ALTER SCHEMA <new schema name> TRANSFER <old schema name>.<object name>

A simple case of one independent table is simple and it simply works. Lets check a more sophisticated example.

I have four tables: account_groups, accounts, transactions and transaction_types. They all belong to ab schema and they are linked together with foreign key constraints as presented on the below diagram.

db diagram

Besides them, there is IX_accounts_agr_id index on acc_agr_id column on accounts table. Additionally, I created getAccountId function and addAccount procedure.

CREATE PROCEDURE ab.addAccount (
	@id INT,
	@name VARCHAR(255),
	@groupName VARCHAR(255)
) AS
INSERT INTO ab.accounts (acc_id, acc_name, acc_agr_id)
VALUES (@id, @name, (SELECT agr_id FROM ab.account_groups WHERE agr_name = @groupName));

CREATE FUNCTION ab.getAccountId ( @name VARCHAR(255) )

SELECT @id = acc_id
FROM ab.accounts
WHERE acc_name = @name;


There is also the second schema - cd which I would like to transfer the objects to.

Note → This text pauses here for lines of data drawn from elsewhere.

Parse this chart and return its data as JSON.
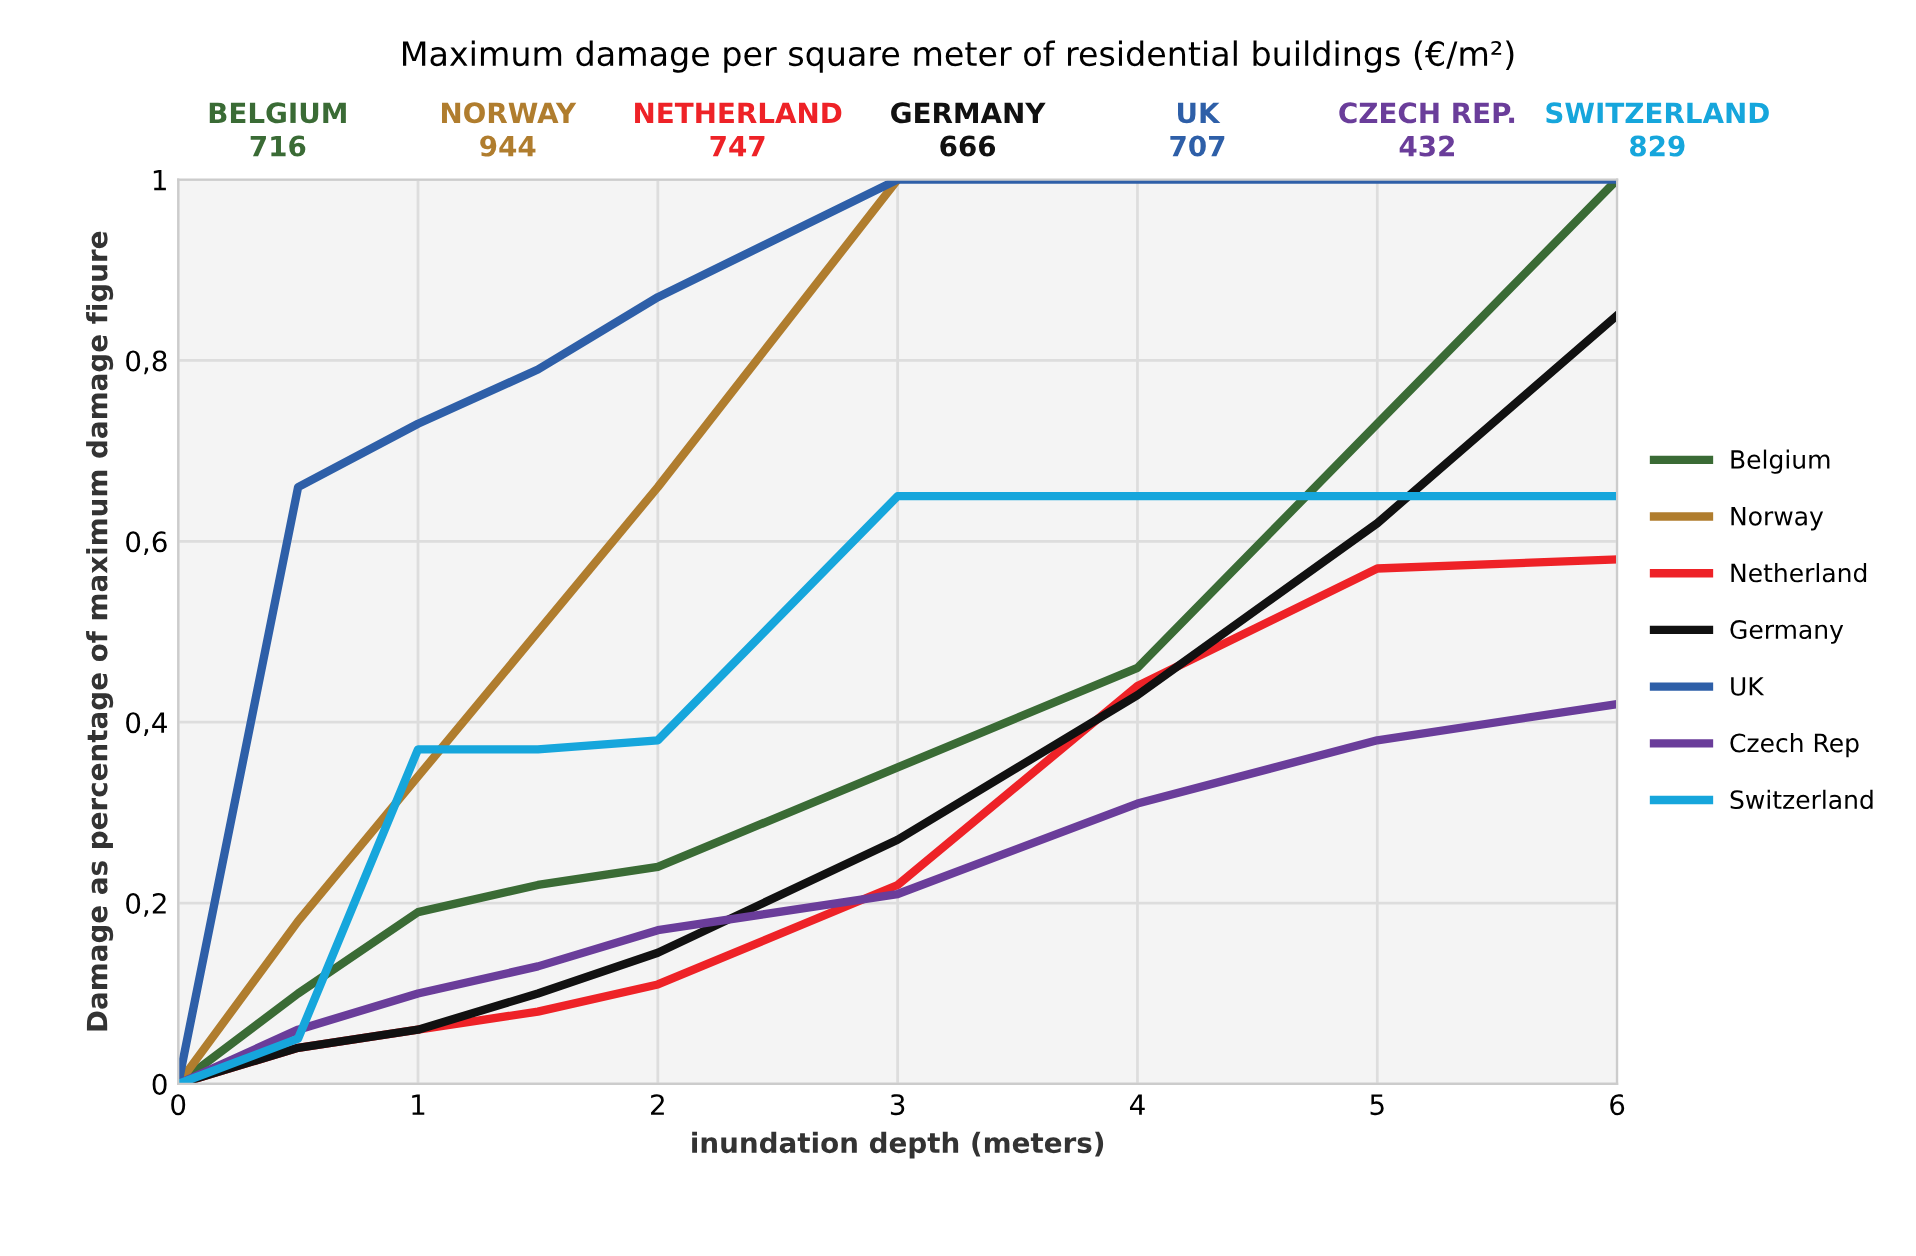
{
  "chart_data": {
    "type": "line",
    "title": "Maximum damage per square meter of residential buildings (€/m²)",
    "xlabel": "inundation depth (meters)",
    "ylabel": "Damage as percentage of maximum damage figure",
    "x": [
      0,
      0.5,
      1,
      1.5,
      2,
      3,
      4,
      5,
      6
    ],
    "series": [
      {
        "name": "Belgium",
        "color": "#3a6b35",
        "values": [
          0,
          0.1,
          0.19,
          0.22,
          0.24,
          0.35,
          0.46,
          0.73,
          1
        ]
      },
      {
        "name": "Norway",
        "color": "#b07d2e",
        "values": [
          0,
          0.18,
          0.34,
          0.5,
          0.66,
          1,
          null,
          null,
          null
        ]
      },
      {
        "name": "Netherland",
        "color": "#ee2227",
        "values": [
          0,
          0.04,
          0.06,
          0.08,
          0.11,
          0.22,
          0.44,
          0.57,
          0.58
        ]
      },
      {
        "name": "Germany",
        "color": "#111111",
        "values": [
          0,
          0.04,
          0.06,
          0.1,
          0.145,
          0.27,
          0.43,
          0.62,
          0.85
        ]
      },
      {
        "name": "UK",
        "color": "#2e5fa8",
        "values": [
          0,
          0.66,
          0.73,
          0.79,
          0.87,
          1,
          1,
          1,
          1
        ]
      },
      {
        "name": "Czech Rep",
        "color": "#6a3d9a",
        "values": [
          0,
          0.06,
          0.1,
          0.13,
          0.17,
          0.21,
          0.31,
          0.38,
          0.42
        ]
      },
      {
        "name": "Switzerland",
        "color": "#16a6dc",
        "values": [
          0,
          0.05,
          0.37,
          0.37,
          0.38,
          0.65,
          0.65,
          0.65,
          0.65
        ]
      }
    ],
    "annotations": [
      "BELGIUM\n716",
      "NORWAY\n944",
      "NETHERLAND\n747",
      "GERMANY\n666",
      "UK\n707",
      "CZECH REP.\n432",
      "SWITZERLAND\n829"
    ],
    "xlim": [
      0,
      6
    ],
    "xticks": [
      0,
      1,
      2,
      3,
      4,
      5,
      6
    ],
    "ylim": [
      0,
      1
    ],
    "yticks": [
      0,
      {
        "value": 0.2,
        "label": "0,2"
      },
      {
        "value": 0.4,
        "label": "0,4"
      },
      {
        "value": 0.6,
        "label": "0,6"
      },
      {
        "value": 0.8,
        "label": "0,8"
      },
      1
    ],
    "grid": true,
    "legend": "right",
    "marker": "none",
    "line_style": "solid"
  }
}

I start with tranfering the first table - account_groups from ab schema to cd schema.

ALTER SCHEMA cd TRANSFER ab.account_groups;

The command was succesful and you can see on the diagram that the table was moved to cd schema.

db diagram 1

As you can see, the foreign key existed on accounts table referring to account_groups still exists, but now it points to the new location.

As the next step I try to transfer all other tables.

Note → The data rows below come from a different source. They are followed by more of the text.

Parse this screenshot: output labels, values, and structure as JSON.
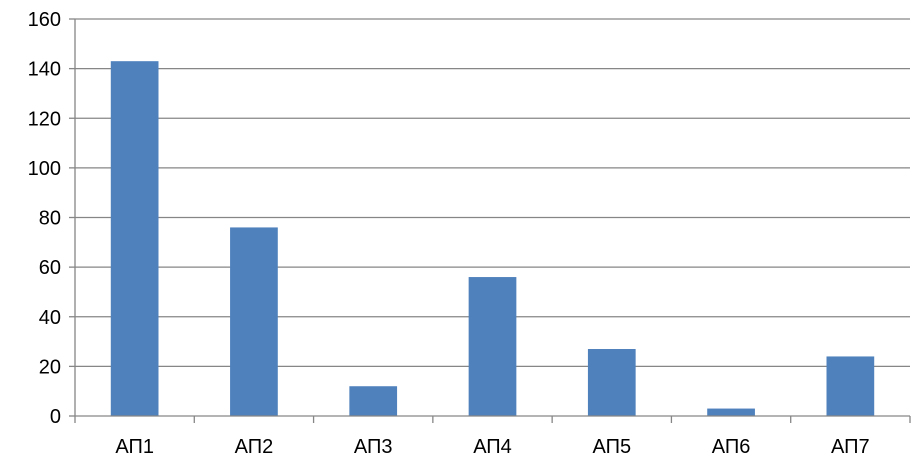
{
  "chart_data": {
    "type": "bar",
    "title": "",
    "xlabel": "",
    "ylabel": "",
    "categories": [
      "АП1",
      "АП2",
      "АП3",
      "АП4",
      "АП5",
      "АП6",
      "АП7"
    ],
    "series": [
      {
        "values": [
          143,
          76,
          12,
          56,
          27,
          3,
          24
        ]
      }
    ],
    "ylim": [
      0,
      160
    ],
    "yticks": [
      "0",
      "20",
      "40",
      "60",
      "80",
      "100",
      "120",
      "140",
      "160"
    ],
    "grid": true,
    "legend": "none",
    "colors": {
      "bar": "#4f81bd",
      "grid": "#868686",
      "axis": "#868686"
    }
  }
}
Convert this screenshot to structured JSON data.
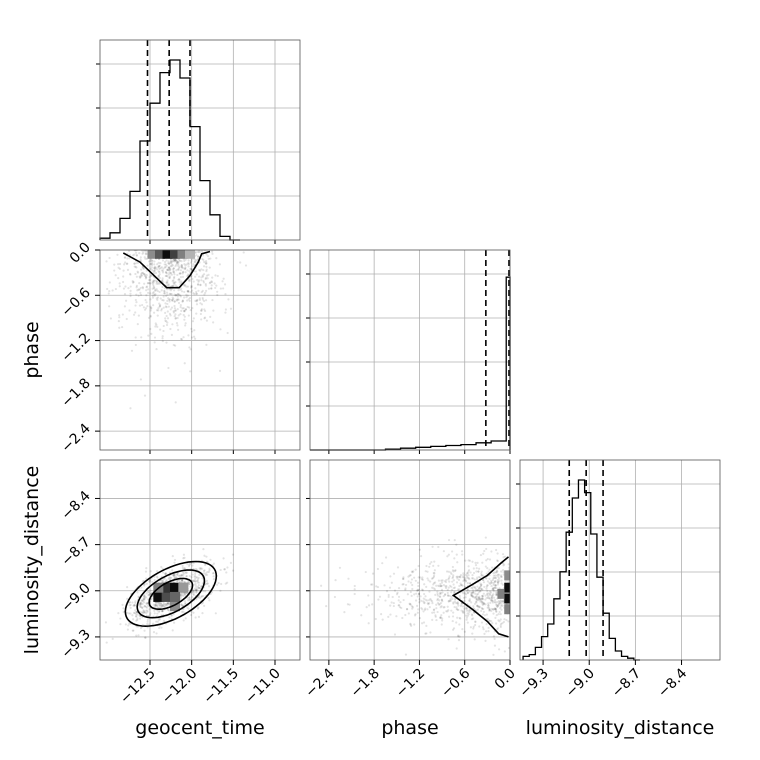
{
  "chart_data": {
    "type": "scatter",
    "subtype": "corner_plot",
    "parameters": [
      "geocent_time",
      "phase",
      "luminosity_distance"
    ],
    "axis_labels": {
      "x": [
        "geocent_time",
        "phase",
        "luminosity_distance"
      ],
      "y": [
        "",
        "phase",
        "luminosity_distance"
      ]
    },
    "ranges": {
      "geocent_time": [
        -13.1,
        -10.7
      ],
      "phase": [
        -2.65,
        0.0
      ],
      "luminosity_distance": [
        -9.45,
        -8.15
      ]
    },
    "ticks": {
      "geocent_time": [
        -12.5,
        -12.0,
        -11.5,
        -11.0
      ],
      "phase": [
        -2.4,
        -1.8,
        -1.2,
        -0.6,
        0.0
      ],
      "luminosity_distance": [
        -9.3,
        -9.0,
        -8.7,
        -8.4
      ]
    },
    "tick_labels": {
      "geocent_time": [
        "−12.5",
        "−12.0",
        "−11.5",
        "−11.0"
      ],
      "phase": [
        "−2.4",
        "−1.8",
        "−1.2",
        "−0.6",
        "0.0"
      ],
      "luminosity_distance": [
        "−9.3",
        "−9.0",
        "−8.7",
        "−8.4"
      ]
    },
    "grid": true,
    "histograms": {
      "geocent_time": {
        "bin_edges": [
          -13.1,
          -12.98,
          -12.86,
          -12.74,
          -12.62,
          -12.5,
          -12.38,
          -12.26,
          -12.14,
          -12.02,
          -11.9,
          -11.78,
          -11.66,
          -11.54,
          -11.42
        ],
        "density": [
          0.01,
          0.04,
          0.12,
          0.27,
          0.55,
          0.76,
          0.93,
          1.0,
          0.9,
          0.63,
          0.33,
          0.14,
          0.02,
          0.0
        ],
        "quantiles": [
          -12.53,
          -12.27,
          -12.02
        ]
      },
      "phase": {
        "bin_edges": [
          -2.65,
          -2.45,
          -2.25,
          -2.05,
          -1.85,
          -1.65,
          -1.45,
          -1.25,
          -1.05,
          -0.85,
          -0.65,
          -0.45,
          -0.25,
          -0.05,
          0.0
        ],
        "density": [
          0.0,
          0.0,
          0.0,
          0.0,
          0.0,
          0.005,
          0.01,
          0.015,
          0.02,
          0.025,
          0.03,
          0.04,
          0.05,
          0.96
        ],
        "quantiles": [
          -0.32,
          0.0
        ]
      },
      "luminosity_distance": {
        "bin_edges": [
          -9.43,
          -9.39,
          -9.35,
          -9.31,
          -9.27,
          -9.23,
          -9.19,
          -9.15,
          -9.11,
          -9.07,
          -9.03,
          -8.99,
          -8.95,
          -8.91,
          -8.87,
          -8.83,
          -8.79,
          -8.75,
          -8.71,
          -8.67
        ],
        "density": [
          0.02,
          0.03,
          0.07,
          0.13,
          0.2,
          0.34,
          0.49,
          0.71,
          0.9,
          1.0,
          0.93,
          0.7,
          0.46,
          0.26,
          0.12,
          0.05,
          0.02,
          0.01,
          0.0
        ],
        "quantiles": [
          -9.13,
          -9.02,
          -8.91
        ]
      }
    },
    "pairs": [
      {
        "x": "geocent_time",
        "y": "phase",
        "center": [
          -12.25,
          -0.08
        ],
        "sigma": [
          0.3,
          0.5
        ],
        "core_cells": [
          [
            -12.47,
            -0.05,
            0.45
          ],
          [
            -12.38,
            -0.05,
            0.65
          ],
          [
            -12.29,
            -0.05,
            0.95
          ],
          [
            -12.2,
            -0.05,
            0.75
          ],
          [
            -12.11,
            -0.05,
            0.5
          ],
          [
            -12.02,
            -0.05,
            0.3
          ]
        ],
        "contour_x": [
          -12.82,
          -12.62,
          -12.45,
          -12.3,
          -12.15,
          -12.02,
          -11.92,
          -11.88,
          -11.78
        ],
        "contour_y": [
          -0.04,
          -0.16,
          -0.34,
          -0.5,
          -0.5,
          -0.34,
          -0.16,
          -0.05,
          -0.02
        ]
      },
      {
        "x": "geocent_time",
        "y": "luminosity_distance",
        "center": [
          -12.25,
          -9.02
        ],
        "sigma": [
          0.26,
          0.1
        ],
        "correlation": 0.55,
        "core_cells": [
          [
            -12.4,
            -9.04,
            0.95
          ],
          [
            -12.3,
            -9.04,
            0.7
          ],
          [
            -12.3,
            -8.98,
            0.8
          ],
          [
            -12.2,
            -8.98,
            0.95
          ],
          [
            -12.2,
            -9.1,
            0.45
          ],
          [
            -12.4,
            -8.98,
            0.5
          ],
          [
            -12.1,
            -8.98,
            0.4
          ],
          [
            -12.2,
            -9.04,
            0.6
          ]
        ],
        "contour_levels": [
          1.0,
          1.55,
          2.1
        ]
      },
      {
        "x": "phase",
        "y": "luminosity_distance",
        "center": [
          -0.05,
          -9.02
        ],
        "sigma": [
          0.5,
          0.12
        ],
        "core_cells": [
          [
            -0.03,
            -9.05,
            0.95
          ],
          [
            -0.03,
            -8.98,
            0.95
          ],
          [
            -0.03,
            -9.12,
            0.5
          ],
          [
            -0.03,
            -8.9,
            0.45
          ],
          [
            -0.12,
            -9.02,
            0.5
          ]
        ],
        "contour_x": [
          -0.02,
          -0.12,
          -0.3,
          -0.5,
          -0.75,
          -0.5,
          -0.3,
          -0.15,
          -0.02
        ],
        "contour_y": [
          -8.78,
          -8.82,
          -8.9,
          -8.96,
          -9.03,
          -9.12,
          -9.2,
          -9.28,
          -9.3
        ]
      }
    ]
  }
}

ALTER SCHEMA cd TRANSFER ab.transaction_types;
ALTER SCHEMA cd TRANSFER ab.transactions;

All three statements succeeded. All tables were moved to the new schema.

db diagram 2

Once again - all foreign keys that required switching to objects in new locations were changed. The nonclustered index - IX_accounts_agr_id was moved too as it belonged to accounts table that was transferred.

One remaining question is - what happened to the stored procedure and the user-defined function?


EXEC ab.addAccount 21, 'test test', 'silver members';

Msg 208, Level 16, State 1, Procedure addAccount, Line 27 Invalid object name 'ab.account_groups'.

The procedure became broken as the table used by the procedure was moved.


SELECT ab.getAccountId('test');

Msg 208, Level 16, State 1, Line 39
Invalid object name 'ab.accounts'.

The same thing happened to the function - it is unusable because accounts table no longer exists in ab schema.

Obviously, procedures and functions can also be transferred using the same construct.


Command(s) completed successfully.

If you think that it does not help, you are right.

EXEC cd.addAccount 21, 'test test', 'silver members';

Msg 208, Level 16, State 1, Procedure addAccount, Line 27 Invalid object name 'ab.account_groups'.
SELECT cd.getAccountId('test');

Msg 208, Level 16, State 1, Line 39
Invalid object name 'ab.accounts'.

I hope the reason is pretty obvious - the procedure and the function was moved but the code inside remains the same and they still expect the tables in ab schema.



The conclusion from the below exercise is the following - ALTER SCHEMA ... TRANSFER ... makes moving objects between schemas simple. There is at least one important thing to remember about - code of stored procedures and functions is not changed to reflect transferring tables.